France

Pompiers : rémunération des professionnels et volontaires pour sauver des vies.

Ils ont perdu la vie dans la nuit de lundi à mardi en tentant d’éteindre un incendie à Mérignac, près de Bordeaux. Après le décès de deux sapeurs-pompiers professionnels du centre de secours de Saint-Médard-en-Jalles, la communauté des pompiers est en deuil. Elle exprime également sa colère alors que les incendies se multiplient cet été aux quatre coins de la France. Depuis longtemps, les pompiers dénoncent le manque de moyens et d’effectifs pour faire face à des interventions en constante augmentation. Lors de manifestations, comme celle de janvier, les revendications portent aussi sur les salaires.

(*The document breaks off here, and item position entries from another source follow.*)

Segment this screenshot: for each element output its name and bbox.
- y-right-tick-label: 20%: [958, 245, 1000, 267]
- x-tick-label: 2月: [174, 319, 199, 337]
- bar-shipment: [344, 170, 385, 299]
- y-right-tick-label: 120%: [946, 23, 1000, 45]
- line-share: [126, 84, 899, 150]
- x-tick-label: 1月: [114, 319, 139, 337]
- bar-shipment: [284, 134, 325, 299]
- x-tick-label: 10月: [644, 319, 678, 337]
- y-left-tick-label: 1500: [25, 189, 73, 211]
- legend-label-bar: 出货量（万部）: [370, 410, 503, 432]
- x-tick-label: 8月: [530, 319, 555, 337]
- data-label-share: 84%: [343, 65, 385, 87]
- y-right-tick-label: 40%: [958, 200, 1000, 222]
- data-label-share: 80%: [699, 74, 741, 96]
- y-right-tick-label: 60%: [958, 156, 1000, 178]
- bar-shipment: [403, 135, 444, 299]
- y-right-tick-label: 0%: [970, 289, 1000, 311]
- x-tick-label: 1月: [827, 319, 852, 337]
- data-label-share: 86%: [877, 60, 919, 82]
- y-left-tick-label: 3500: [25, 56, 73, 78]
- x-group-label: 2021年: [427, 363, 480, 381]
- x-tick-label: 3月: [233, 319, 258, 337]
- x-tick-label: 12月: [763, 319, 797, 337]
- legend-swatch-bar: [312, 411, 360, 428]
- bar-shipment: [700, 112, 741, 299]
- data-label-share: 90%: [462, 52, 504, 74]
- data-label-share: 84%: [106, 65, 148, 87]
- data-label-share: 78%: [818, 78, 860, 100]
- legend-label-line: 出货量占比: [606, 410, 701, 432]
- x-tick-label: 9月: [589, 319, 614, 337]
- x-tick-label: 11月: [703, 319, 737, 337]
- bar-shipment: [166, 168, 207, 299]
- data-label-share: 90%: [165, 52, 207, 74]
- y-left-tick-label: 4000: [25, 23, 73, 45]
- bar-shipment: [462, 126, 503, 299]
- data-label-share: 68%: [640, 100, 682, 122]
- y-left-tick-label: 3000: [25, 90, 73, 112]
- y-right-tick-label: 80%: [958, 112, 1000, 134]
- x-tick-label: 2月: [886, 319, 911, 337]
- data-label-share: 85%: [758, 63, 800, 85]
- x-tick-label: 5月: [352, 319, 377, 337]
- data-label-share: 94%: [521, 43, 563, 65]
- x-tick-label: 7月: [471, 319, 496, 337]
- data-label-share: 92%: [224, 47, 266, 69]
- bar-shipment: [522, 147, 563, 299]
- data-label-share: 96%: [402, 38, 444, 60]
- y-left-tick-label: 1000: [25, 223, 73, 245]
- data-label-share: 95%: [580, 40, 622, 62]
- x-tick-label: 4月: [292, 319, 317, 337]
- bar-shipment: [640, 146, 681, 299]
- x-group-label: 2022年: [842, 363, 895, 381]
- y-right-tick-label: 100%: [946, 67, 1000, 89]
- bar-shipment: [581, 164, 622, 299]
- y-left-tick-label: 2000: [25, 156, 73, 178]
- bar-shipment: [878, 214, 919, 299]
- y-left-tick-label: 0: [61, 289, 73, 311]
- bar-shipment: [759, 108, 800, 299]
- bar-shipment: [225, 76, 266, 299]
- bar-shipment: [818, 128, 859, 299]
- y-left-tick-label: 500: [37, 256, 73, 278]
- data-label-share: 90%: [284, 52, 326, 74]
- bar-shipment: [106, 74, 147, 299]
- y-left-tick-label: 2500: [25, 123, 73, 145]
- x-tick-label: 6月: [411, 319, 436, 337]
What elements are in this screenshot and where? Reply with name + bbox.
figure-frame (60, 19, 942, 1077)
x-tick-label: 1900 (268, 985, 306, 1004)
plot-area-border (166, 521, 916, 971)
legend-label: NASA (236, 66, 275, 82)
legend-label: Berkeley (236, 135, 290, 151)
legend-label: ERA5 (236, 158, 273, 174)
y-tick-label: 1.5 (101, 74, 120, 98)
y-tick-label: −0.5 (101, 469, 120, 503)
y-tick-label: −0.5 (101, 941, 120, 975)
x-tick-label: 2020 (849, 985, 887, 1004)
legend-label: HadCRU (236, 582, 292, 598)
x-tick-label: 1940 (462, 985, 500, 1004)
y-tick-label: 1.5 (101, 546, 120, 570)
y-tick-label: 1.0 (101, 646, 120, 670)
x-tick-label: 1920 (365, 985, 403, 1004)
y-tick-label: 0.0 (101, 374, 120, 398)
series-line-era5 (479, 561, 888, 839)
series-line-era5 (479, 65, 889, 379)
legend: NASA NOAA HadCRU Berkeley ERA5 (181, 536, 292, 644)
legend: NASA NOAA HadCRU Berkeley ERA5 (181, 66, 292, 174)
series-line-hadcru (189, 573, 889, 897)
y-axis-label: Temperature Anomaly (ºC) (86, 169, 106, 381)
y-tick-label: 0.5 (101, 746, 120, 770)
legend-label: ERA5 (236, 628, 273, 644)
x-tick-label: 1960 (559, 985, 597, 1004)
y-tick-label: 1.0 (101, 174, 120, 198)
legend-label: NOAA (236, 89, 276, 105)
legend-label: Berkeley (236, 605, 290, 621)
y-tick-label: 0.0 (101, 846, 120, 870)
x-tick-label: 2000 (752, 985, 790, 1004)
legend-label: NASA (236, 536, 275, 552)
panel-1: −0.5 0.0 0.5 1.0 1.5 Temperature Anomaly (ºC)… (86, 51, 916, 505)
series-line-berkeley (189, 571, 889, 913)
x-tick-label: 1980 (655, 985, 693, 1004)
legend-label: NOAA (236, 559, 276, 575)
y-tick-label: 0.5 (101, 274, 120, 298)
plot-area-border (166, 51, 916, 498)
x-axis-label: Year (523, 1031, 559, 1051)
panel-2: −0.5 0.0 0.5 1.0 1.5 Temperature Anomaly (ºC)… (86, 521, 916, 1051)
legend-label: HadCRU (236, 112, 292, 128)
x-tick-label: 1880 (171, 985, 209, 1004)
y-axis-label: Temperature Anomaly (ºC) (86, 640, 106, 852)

Concernant les salaires, bien qu’ils portent tous le même uniforme, la rémunération d’un pompier varie considérablement selon son statut, son grade et son ancienneté. Pour les 44 000 sapeurs-pompiers professionnels, le salaire est calculé sur la base d’une grille indiciaire de la fonction publique territoriale. Ainsi, le salaire d’un caporal, premier grade chez les pompiers, débute à 1 806 euros bruts par mois et peut atteindre 2 092 euros bruts au douzième et dernier échelon. Pour le grade de sergent, la rémunération se situe entre 1 821 et 2 370 euros, tandis que pour le grade d’adjudant, elle varie entre 1 880 et 2 450 euros bruts.

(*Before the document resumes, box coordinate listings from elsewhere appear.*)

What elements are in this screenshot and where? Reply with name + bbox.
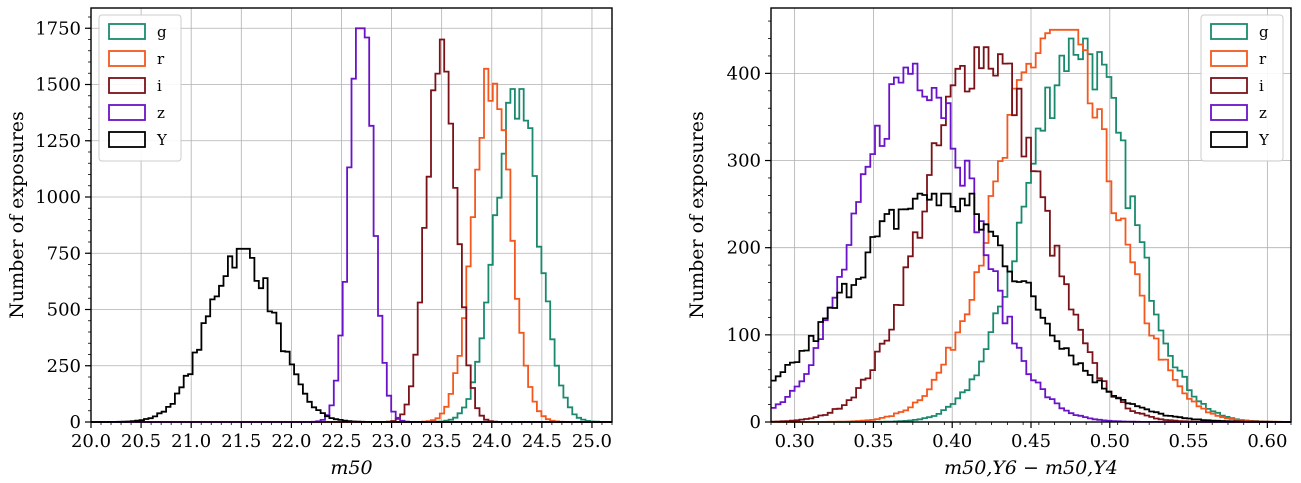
y-tick-label: 200 bbox=[727, 238, 761, 259]
legend-label-i: i bbox=[1259, 77, 1264, 95]
y-tick-label: 750 bbox=[47, 243, 81, 264]
legend-swatch-z bbox=[108, 104, 146, 121]
x-tick-label: 24.5 bbox=[522, 431, 562, 452]
y-tick-label: 0 bbox=[70, 412, 81, 433]
x-tick-label: 23.0 bbox=[372, 431, 412, 452]
y-tick-label: 400 bbox=[727, 63, 761, 84]
legend-label-i: i bbox=[157, 77, 162, 95]
y-tick-label: 100 bbox=[727, 325, 761, 346]
legend-swatch-Y bbox=[108, 131, 146, 148]
x-tick-label: 21.5 bbox=[221, 431, 261, 452]
legend-swatch-g bbox=[108, 23, 146, 40]
legend-label-r: r bbox=[157, 50, 165, 68]
legend-swatch-r bbox=[1210, 50, 1248, 67]
x-tick-label: 0.55 bbox=[1169, 431, 1209, 452]
y-tick-label: 500 bbox=[47, 300, 81, 321]
x-tick-label: 0.50 bbox=[1090, 431, 1130, 452]
x-tick-label: 25.0 bbox=[572, 431, 612, 452]
y-tick-label: 1500 bbox=[35, 75, 81, 96]
y-axis-label: Number of exposures bbox=[686, 111, 708, 319]
y-tick-label: 300 bbox=[727, 151, 761, 172]
y-tick-label: 1250 bbox=[35, 131, 81, 152]
legend-swatch-g bbox=[1210, 23, 1248, 40]
histogram-series-r bbox=[771, 28, 1291, 423]
histogram-series-Y bbox=[771, 192, 1291, 423]
x-tick-label: 20.5 bbox=[121, 431, 161, 452]
y-tick-label: 1000 bbox=[35, 187, 81, 208]
x-tick-label: 23.5 bbox=[422, 431, 462, 452]
legend-label-r: r bbox=[1259, 50, 1267, 68]
x-tick-label: 0.45 bbox=[1011, 431, 1051, 452]
x-tick-label: 0.60 bbox=[1247, 431, 1287, 452]
legend-label-z: z bbox=[157, 104, 165, 122]
legend-box bbox=[1200, 14, 1284, 162]
y-tick-label: 1750 bbox=[35, 18, 81, 39]
x-tick-label: 24.0 bbox=[472, 431, 512, 452]
legend-box bbox=[98, 14, 182, 162]
legend-swatch-z bbox=[1210, 104, 1248, 121]
right-histogram-panel: 0.30 0.35 0.40 0.45 0.50 0.55 0.60 0 100 200 300 40… bbox=[686, 7, 1292, 479]
legend-label-Y: Y bbox=[1258, 131, 1270, 149]
legend-swatch-i bbox=[1210, 77, 1248, 94]
x-tick-label: 0.35 bbox=[853, 431, 893, 452]
x-tick-label: 20.0 bbox=[71, 431, 111, 452]
x-tick-label: 0.30 bbox=[775, 431, 815, 452]
x-tick-label: 22.5 bbox=[321, 431, 361, 452]
x-tick-label: 22.0 bbox=[271, 431, 311, 452]
legend-label-g: g bbox=[1259, 23, 1269, 41]
legend-swatch-Y bbox=[1210, 131, 1248, 148]
y-axis-label: Number of exposures bbox=[6, 111, 28, 319]
y-tick-label: 250 bbox=[47, 356, 81, 377]
x-axis-label: m50,Y6 − m50,Y4 bbox=[944, 457, 1118, 479]
histogram-series-Y bbox=[91, 247, 612, 423]
histogram-series-g bbox=[771, 37, 1291, 423]
left-histogram-panel: 20.0 20.5 21.0 21.5 22.0 22.5 23.0 23.5 24.0 24.5… bbox=[6, 7, 613, 479]
x-tick-label: 0.40 bbox=[932, 431, 972, 452]
legend-label-Y: Y bbox=[156, 131, 168, 149]
legend-swatch-r bbox=[108, 50, 146, 67]
x-tick-label: 21.0 bbox=[171, 431, 211, 452]
histogram-series-i bbox=[771, 46, 1291, 423]
legend-label-g: g bbox=[157, 23, 167, 41]
legend-swatch-i bbox=[108, 77, 146, 94]
x-axis-label: m50 bbox=[330, 457, 372, 479]
y-tick-label: 0 bbox=[750, 412, 761, 433]
legend-label-z: z bbox=[1259, 104, 1267, 122]
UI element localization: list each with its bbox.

Pour les grades d’officiers supérieurs, qui relèvent de la catégorie A, les salaires sont nettement plus élevés. Ils se situent entre 2 100 et 3 200 euros bruts mensuels pour un capitaine, entre 2 400 et 3 500 euros pour un commandant, entre 2 800 et 4 000 euros pour un lieutenant-colonel, et entre 3 500 et 5 000 euros pour un colonel. À cela s’ajoutent des primes, comme l’indemnité de feu, la plus importante, qui équivaut à 25 % du traitement indiciaire brut, ainsi que l’indemnité de responsabilité, qui varie selon le grade et les fonctions exercées, ou des indemnités de logement si le pompier n’est pas logé à la caserne.

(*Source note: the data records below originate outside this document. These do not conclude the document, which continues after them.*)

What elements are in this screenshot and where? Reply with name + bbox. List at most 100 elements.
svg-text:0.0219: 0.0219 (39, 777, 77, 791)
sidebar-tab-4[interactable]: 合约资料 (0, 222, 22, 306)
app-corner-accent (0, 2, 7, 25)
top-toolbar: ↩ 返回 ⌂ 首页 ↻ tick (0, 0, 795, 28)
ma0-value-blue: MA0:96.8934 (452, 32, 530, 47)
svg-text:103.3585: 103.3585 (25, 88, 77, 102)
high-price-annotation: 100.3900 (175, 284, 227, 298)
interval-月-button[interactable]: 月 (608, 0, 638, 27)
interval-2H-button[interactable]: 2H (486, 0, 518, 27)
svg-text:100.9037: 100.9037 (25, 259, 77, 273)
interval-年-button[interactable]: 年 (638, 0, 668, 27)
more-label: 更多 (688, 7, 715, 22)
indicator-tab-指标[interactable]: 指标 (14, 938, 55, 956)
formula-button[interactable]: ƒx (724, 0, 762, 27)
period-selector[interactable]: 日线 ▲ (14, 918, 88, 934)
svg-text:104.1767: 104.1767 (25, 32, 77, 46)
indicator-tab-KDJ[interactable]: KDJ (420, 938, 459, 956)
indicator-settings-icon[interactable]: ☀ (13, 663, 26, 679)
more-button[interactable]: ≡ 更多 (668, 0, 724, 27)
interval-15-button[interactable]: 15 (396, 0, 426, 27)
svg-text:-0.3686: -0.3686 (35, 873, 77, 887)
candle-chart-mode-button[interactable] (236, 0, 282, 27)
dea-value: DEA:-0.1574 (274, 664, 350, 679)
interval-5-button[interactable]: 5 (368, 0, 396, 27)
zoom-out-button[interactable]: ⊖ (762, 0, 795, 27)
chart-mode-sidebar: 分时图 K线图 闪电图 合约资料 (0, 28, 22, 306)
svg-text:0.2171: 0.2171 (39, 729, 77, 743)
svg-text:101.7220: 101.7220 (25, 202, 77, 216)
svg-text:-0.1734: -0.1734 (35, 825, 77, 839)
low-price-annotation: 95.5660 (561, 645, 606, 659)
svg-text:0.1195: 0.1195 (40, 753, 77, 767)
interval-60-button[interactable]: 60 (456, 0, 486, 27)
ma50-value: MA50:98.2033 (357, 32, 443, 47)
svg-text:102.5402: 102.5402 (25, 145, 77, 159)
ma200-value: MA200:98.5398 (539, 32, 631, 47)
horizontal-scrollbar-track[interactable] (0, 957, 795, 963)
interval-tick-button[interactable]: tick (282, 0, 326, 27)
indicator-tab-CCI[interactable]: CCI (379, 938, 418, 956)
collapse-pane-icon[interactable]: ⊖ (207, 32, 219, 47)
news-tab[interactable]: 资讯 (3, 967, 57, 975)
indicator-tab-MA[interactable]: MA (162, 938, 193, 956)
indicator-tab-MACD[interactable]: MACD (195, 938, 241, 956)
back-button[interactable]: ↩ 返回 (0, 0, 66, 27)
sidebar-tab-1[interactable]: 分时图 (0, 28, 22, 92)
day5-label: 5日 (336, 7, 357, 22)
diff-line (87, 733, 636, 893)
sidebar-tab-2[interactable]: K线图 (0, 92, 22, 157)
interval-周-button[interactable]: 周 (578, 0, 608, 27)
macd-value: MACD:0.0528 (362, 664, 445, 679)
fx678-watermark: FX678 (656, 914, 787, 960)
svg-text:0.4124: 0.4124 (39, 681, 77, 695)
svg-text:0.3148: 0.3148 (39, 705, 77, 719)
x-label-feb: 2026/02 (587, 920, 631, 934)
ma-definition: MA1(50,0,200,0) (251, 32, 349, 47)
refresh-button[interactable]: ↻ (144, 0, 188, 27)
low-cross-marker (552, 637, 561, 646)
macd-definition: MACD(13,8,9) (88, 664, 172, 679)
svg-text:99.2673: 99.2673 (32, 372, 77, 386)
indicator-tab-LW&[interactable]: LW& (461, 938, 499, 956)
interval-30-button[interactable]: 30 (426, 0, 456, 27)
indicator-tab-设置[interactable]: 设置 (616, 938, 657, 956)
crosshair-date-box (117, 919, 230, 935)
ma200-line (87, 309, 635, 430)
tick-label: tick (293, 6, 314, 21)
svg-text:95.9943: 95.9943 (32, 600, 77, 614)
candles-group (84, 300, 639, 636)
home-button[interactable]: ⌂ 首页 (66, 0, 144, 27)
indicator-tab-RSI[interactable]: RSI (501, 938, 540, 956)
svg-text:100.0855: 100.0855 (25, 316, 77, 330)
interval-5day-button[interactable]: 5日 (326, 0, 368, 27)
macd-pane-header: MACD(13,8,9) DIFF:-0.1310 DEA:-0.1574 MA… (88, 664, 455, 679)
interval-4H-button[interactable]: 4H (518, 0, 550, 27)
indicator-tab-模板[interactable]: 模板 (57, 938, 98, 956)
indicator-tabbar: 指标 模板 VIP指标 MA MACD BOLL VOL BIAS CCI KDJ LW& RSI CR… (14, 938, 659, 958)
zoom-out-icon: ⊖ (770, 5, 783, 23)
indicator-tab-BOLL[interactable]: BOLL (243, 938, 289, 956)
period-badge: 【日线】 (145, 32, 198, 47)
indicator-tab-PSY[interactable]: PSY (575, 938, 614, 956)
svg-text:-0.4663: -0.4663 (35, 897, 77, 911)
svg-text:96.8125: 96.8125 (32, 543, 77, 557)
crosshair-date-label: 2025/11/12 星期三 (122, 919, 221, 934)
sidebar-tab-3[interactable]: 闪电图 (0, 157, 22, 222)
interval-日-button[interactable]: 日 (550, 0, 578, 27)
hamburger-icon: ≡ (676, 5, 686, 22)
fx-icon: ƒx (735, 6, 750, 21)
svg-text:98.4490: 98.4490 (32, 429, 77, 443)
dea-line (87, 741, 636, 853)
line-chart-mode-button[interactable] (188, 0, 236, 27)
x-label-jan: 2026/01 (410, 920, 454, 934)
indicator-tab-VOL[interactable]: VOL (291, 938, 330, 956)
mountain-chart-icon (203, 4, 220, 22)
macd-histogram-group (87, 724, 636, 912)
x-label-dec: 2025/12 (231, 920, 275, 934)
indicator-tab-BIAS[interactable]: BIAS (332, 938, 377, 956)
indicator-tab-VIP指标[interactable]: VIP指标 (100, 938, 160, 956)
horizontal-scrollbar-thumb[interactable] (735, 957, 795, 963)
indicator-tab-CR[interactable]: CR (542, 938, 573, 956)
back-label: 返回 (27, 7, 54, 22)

Les 200 000 sapeurs-pompiers volontaires, en revanche, ne perçoivent pas un salaire, mais une indemnisation. Le 17 novembre 2025, un arrêté a revalorisé le montant de leur indemnité horaire de base. Lorsqu’ils sont en intervention, le taux horaire est de 8,71 euros pour un sapeur, de 9,35 euros pour un caporal, de 10,55 euros pour un sous-officier et de 13,11 euros pour un officier. Pour les gardes en caserne, cela varie entre 35 % et 75 % du taux horaire de base, et en cas d’astreinte à domicile, le plafond légal est fixé jusqu’à 9 % du taux horaire de base. « Mais suivant les services départementaux d’incendie et de secours, les indemnisations peuvent varier », souligne Bruno Ménard, secrétaire général du syndicat des sapeurs-pompiers volontaires de France.

Bien que l’argent ne soit pas la motivation principale pour beaucoup, certains pompiers volontaires disponibles peuvent gagner plusieurs centaines d’euros par mois. « Quand on peut toucher un complément de 300, 400 ou 500 euros à la fin du mois, ce n’est pas négligeable », estime Bruno Ménard, qui a pu atteindre « jusqu’à 800 euros » certains mois lorsqu’il était encore volontaire. « Mais je ne faisais pas ça pour l’aspect financier, car je touchais déjà un salaire très confortable en tant qu’entrepreneur », assure-t-il.